Dear Brett Favre: Thanks for the Season, Now Please Get Out
By Dan Zinski
Brett Favre was brought to the Vikings to exorcise the ghosts of failures past. Far from succeeding in this endeavor, Brett has instead invited a whole array of new and frightening specters into the Purple’s haunted house.
We already had enough goblins and ghouls cackling in our attic: Pearson’s push-off, the Herschel Walker trade, Gary Anderson‘s miss, 41-Doughnut. Thanks to Brett, we may now add The Interception to the roll-call of spooks.
If the world were an ’80s comedy starring Bill Murray, we could call the Ghostbusters to come rid our house of its supernatural invaders. Unfortunately, ghostbusting exists only on the big screen. In reality, our sole choice is to cut our ties with those responsible for our psychic misery, and try to muffle the spirit voices left in their wake.
Because firing Brad Childress is out of the question, there is only one tie we can realistically hope to sever, the one binding us to the old Heartbreakslinger himself.
I don’t wish to seem ungrateful toward Brett Favre, who left everything including a few body parts on the field on behalf of the Vikings’ cause, but enough is enough.
Yes Brett, you gave us an epic season, and led us closer to the Promised Land than we’ve been since Cris Carter and Randall Cunningham roamed the dusty halls of Viking Mansion. But, for this Viking fan, close to the Promised Land isn’t enough. I don’t want to stand on the border and watch others partake of the fruit of paradise. I want my passport stamped for the Garden of Eden. I want my mouthful of the forbidden.
You were supposed to bring us there Brett, but you didn’t. Instead of rising to the occasion as we had come to believe you would, you transformed back into a post-season choke artist, just as Packer fans promised.
That is some double-decker pain you heaped on us, Brett. The pain of another failure, and on top of it, the pain of making Packer fans look like they know what they’re talking about.
And this after we spent the entire season defending you. This after we cited ad nauseam your brilliant touchdown-to-interception ratio as proof that you were no longer the reckless gunslinger of yore. This after we set aside our objections to certain elements of your character, and learned to almost enjoy your pitiful press conference blubbering, your blatant attention-whoring and your selfish insistence on controlling the offense.
It was all good, until you decided to throw across your body at Sidney Rice, who could only watch helpless as Tracy Porter snatched away the errant ball and with it any hope we had of ending our Super Bowl drought. With that one ill-advised pass, you burned up all the goodwill you’d accumulated, and returned to being the pain in the ass some of us had fooled ourselves into thinking you weren’t.

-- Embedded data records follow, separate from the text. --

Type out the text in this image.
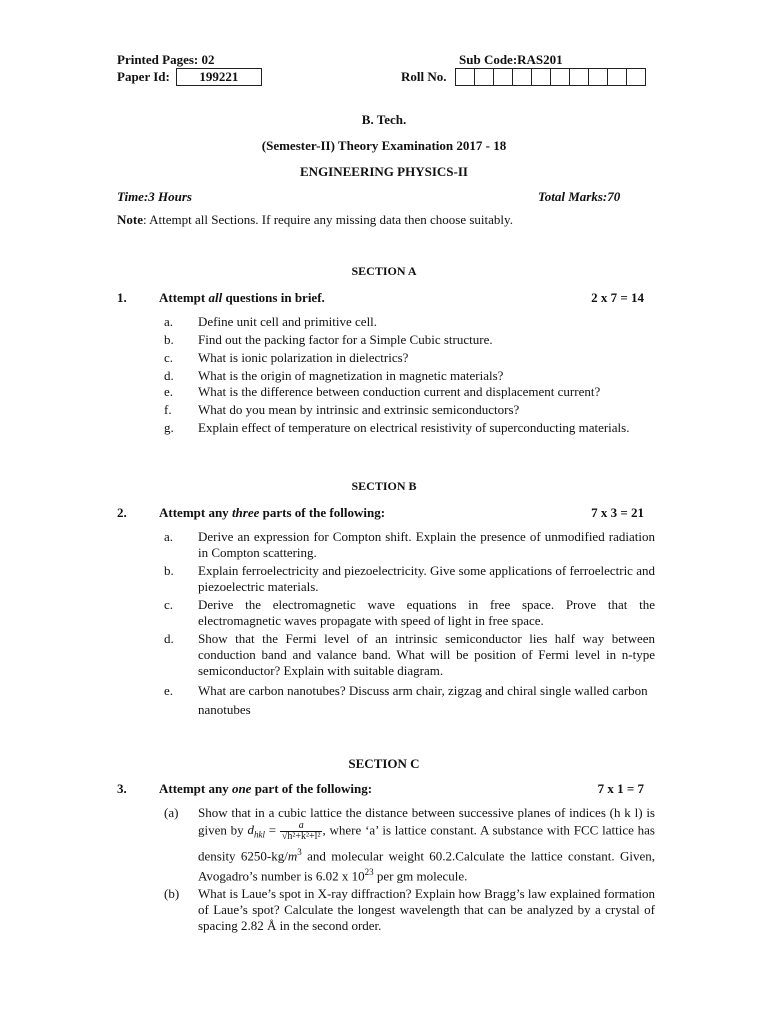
Printed Pages: 02	Sub Code:RAS201
Paper Id:	199221	Roll No.
B. Tech.
(Semester-II) Theory Examination 2017 - 18
ENGINEERING PHYSICS-II
Time:3 Hours	Total Marks:70
Note: Attempt all Sections. If require any missing data then choose suitably.
SECTION A
1. Attempt all questions in brief.	2 x 7 = 14
a.	Define unit cell and primitive cell.
b.	Find out the packing factor for a Simple Cubic structure.
c.	What is ionic polarization in dielectrics?
d.	What is the origin of magnetization in magnetic materials?
e.	What is the difference between conduction current and displacement current?
f.	What do you mean by intrinsic and extrinsic semiconductors?
g.	Explain effect of temperature on electrical resistivity of superconducting materials.
SECTION B
2. Attempt any three parts of the following:	7 x 3 = 21
a.	Derive an expression for Compton shift. Explain the presence of unmodified radiation in Compton scattering.
b.	Explain ferroelectricity and piezoelectricity. Give some applications of ferroelectric and piezoelectric materials.
c.	Derive the electromagnetic wave equations in free space. Prove that the electromagnetic waves propagate with speed of light in free space.
d.	Show that the Fermi level of an intrinsic semiconductor lies half way between conduction band and valance band. What will be position of Fermi level in n-type semiconductor? Explain with suitable diagram.
e.	What are carbon nanotubes? Discuss arm chair, zigzag and chiral single walled carbon nanotubes
SECTION C
3. Attempt any one part of the following:	7 x 1 = 7
(a)	Show that in a cubic lattice the distance between successive planes of indices (h k l) is given by $d_{hkl} = \frac{a}{\text{√h²+k²+l²}}$ , where ‘a’ is lattice constant. A substance with FCC lattice has density $6250-kg/m^3$ and molecular weight 60.2.Calculate the lattice constant. Given, Avogadro’s number is 6.02 x $10^{23}$ per gm molecule.
(b)	What is Laue’s spot in X-ray diffraction? Explain how Bragg’s law explained formation of Laue’s spot? Calculate the longest wavelength that can be analyzed by a crystal of spacing 2.82 Å in the second order.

But pain makes you smarter, Brett. We know now that, no matter what happens, no matter how great your passer rating is, no matter how many times you trash the Packers in the regular season or make the Cowboys look like fools in the divisional round, it will all be for naught in the end, because you…just…can’t…help…yourself.
You have to make it about you.
You have a hero complex, Brett, and it will always lead you astray. It will always make you take too much on your shoulders. It will always make you force the ball into places balls were not meant to be forced.
Some may appreciate the high drama that comes as a consequence of your bouts of Supermanism, but this is one Viking fan who has had enough drama for one life, thanks very much.
As I said before, I don’t want to seem unappreciative. I realize, Brett, that we would not have gotten as far as we did without you. You gave us a steady quarterbacking brilliance the likes of which we’ve not seen in nearly a decade. You made football fun again. But then, in the end, you ripped it all away like a teasing bully, and left us to once again wallow in humiliation.
And do I need to reiterate: You made Packer fans look like they know what they’re talking about!
That is more than a soul can bear. So, at the risk of being labeled an ingrate and possibly worse, I am asking you Brett to pack up your ego, your drama, your hero complex, your puking earnestness and your superhuman recuperative abilities and just go the hell back to Mississippi.
Go mow the grass. Go shoot animals. Go make some new Wrangler commercials. And when the season gets close and you start feeling that itch again, instead of calling Brad Childress, try some tough actin’ Tinactin.
I’ve got enough ghosts rattling their chains in my head, thanks very much.